Examples of Selective Squeamishness Suppression include:


Literature

  • Sherlock Holmes is eccentric and fastidious in a round-about way, but also seems to have no problem with murder scenes.
  • Hercule Poirot is even more refined and fastidious than Holmes, and also has no problem with gory crimes.
  • In I, Jedi the ex-CorSec officer Corran Horn is able to look at a man who had been burned to death and calmly point out what's strange about the body, while Luke winces and the other Jedi-in-training are starkly horrified. Corran later is extremely shaken up when he's hit by the 'disturbance in the Force' caused by Kyp destroying Carida, even running outside and throwing up.

Live Action TV

  • Adrian Monk has a laundry list of neuroses and neatness issues, but is able to set them aside at will upon needing to view a grisly crime scene.
    • Most noticeably, even though he can hardly stand to be in a dusty room (because it's dirty), blood doesn't seem to faze him.
    • There was also the time when he was struggling to investigate normally at a crime scene because there was dog mess there, but the blood wasn't a problem.
  • Ned the pie maker from Pushing Daisies is also rather neurotic. But given his particular ability, he keeps rotting fruit in the back room, and might likely go mad if he didn't develop this as a survival skill/coping method. This got particularly odd when Ned discovered a dead rat in a taffy vat. He commented on it being gross (apparently only because it was a rat in food). This is a man who makes his living touching corpses with his bare finger.
  • Martin and Daphne often discussed gory murders over breakfast on Frasier.
  • House is the medical example, of course. Wiggling parasites in the intestines. House doesn't flinch. (Though sometimes people on his team do).
  • Of course, in the case of Quincy, M.E. it's a Justified Trope.
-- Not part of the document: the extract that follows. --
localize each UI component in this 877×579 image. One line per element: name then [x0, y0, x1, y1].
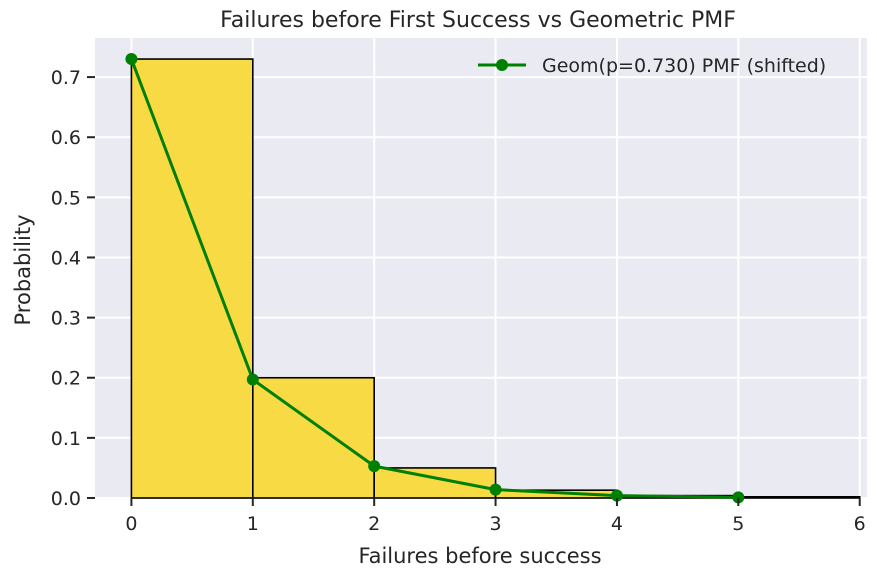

He's a medical examiner.
  • In one episode of Sledge Hammer!, Hammer ate his lunch in the same room the coroner was doing an autopsy in.
  • Dexter justifies this trope rather baldly because Dexter is a serial killer himself who finds bloody crime scenes to be appealing. One episode subverts this when another serial killer soaks an entire hotel room in blood to remind Dexter of a traumatic past experience. His horrified reaction causes a cop to note that at least there's something he can't handle.
  • On Bones, Brennen, Addy and Hodgins at the Jeffersonian all appear to have this trait—Hodgins even revels in the finding of bugs and insects in the goriest of places. Dr. Saroyan, despite being a Medical Examiner in her own right, is a little put off by the state of a couple of the more interesting bodies they get.
    • One episode has Bones squicked out by a belly button piercing being torn off, when a few minutes before she wore a cadaver hand like a glove to get fingerprints.
      • Justified because Bones is enured to corpses, but not to witnessing pain in the living.
  • Sara Sidle of CSI can handle any bodily fluid splattered anywhere - except spit. No spit.
  • Dr. Simon Tam of Firefly keeps himself quite clean and organized throughout the show. However, on one occasion, where the crew discovers scores of mutilated corpses in a drifting ship (the victims of a Reaver attack), Simon and Book are the only two not too Squicked to go clean them up (for a proper burial). Simon even points out that "bodies don't bother me" when volunteering for the task.

Tabletop Games

  • All too often seen in Tabletop RPGs. Depending on the back story of your character (provided you've written it), you may come from a very posh, sheltered life style, and yet have no qualms swinging a sword or blasting magic at a group of Goblins, resulting in piles of sliced limbs and pulped corpses. Even dedicated roleplayers will usually not have their character get queasy, even if it would make sense to do so. This can become very prevalent in the New World of Darkness, or similar games, where your character has a vice and a virtue. Unless the GM enforces it, most players will hardly notice their vices.

Web Comics

  • The main female character from Adorable Desolation seems to enjoy a good bloody crime scene, she even thanks Izzy for calling her to see a good one, it may be a hobby they share.
  • Mordecai Heller from Lackadaisy is an extremely fastidious and tidy person... who you first see in bloodsplattered underwear, having just chopped someone up with a hatchet.
    • and rearranges/disposes of the body parts in alphabetical order, including different regions of the brain.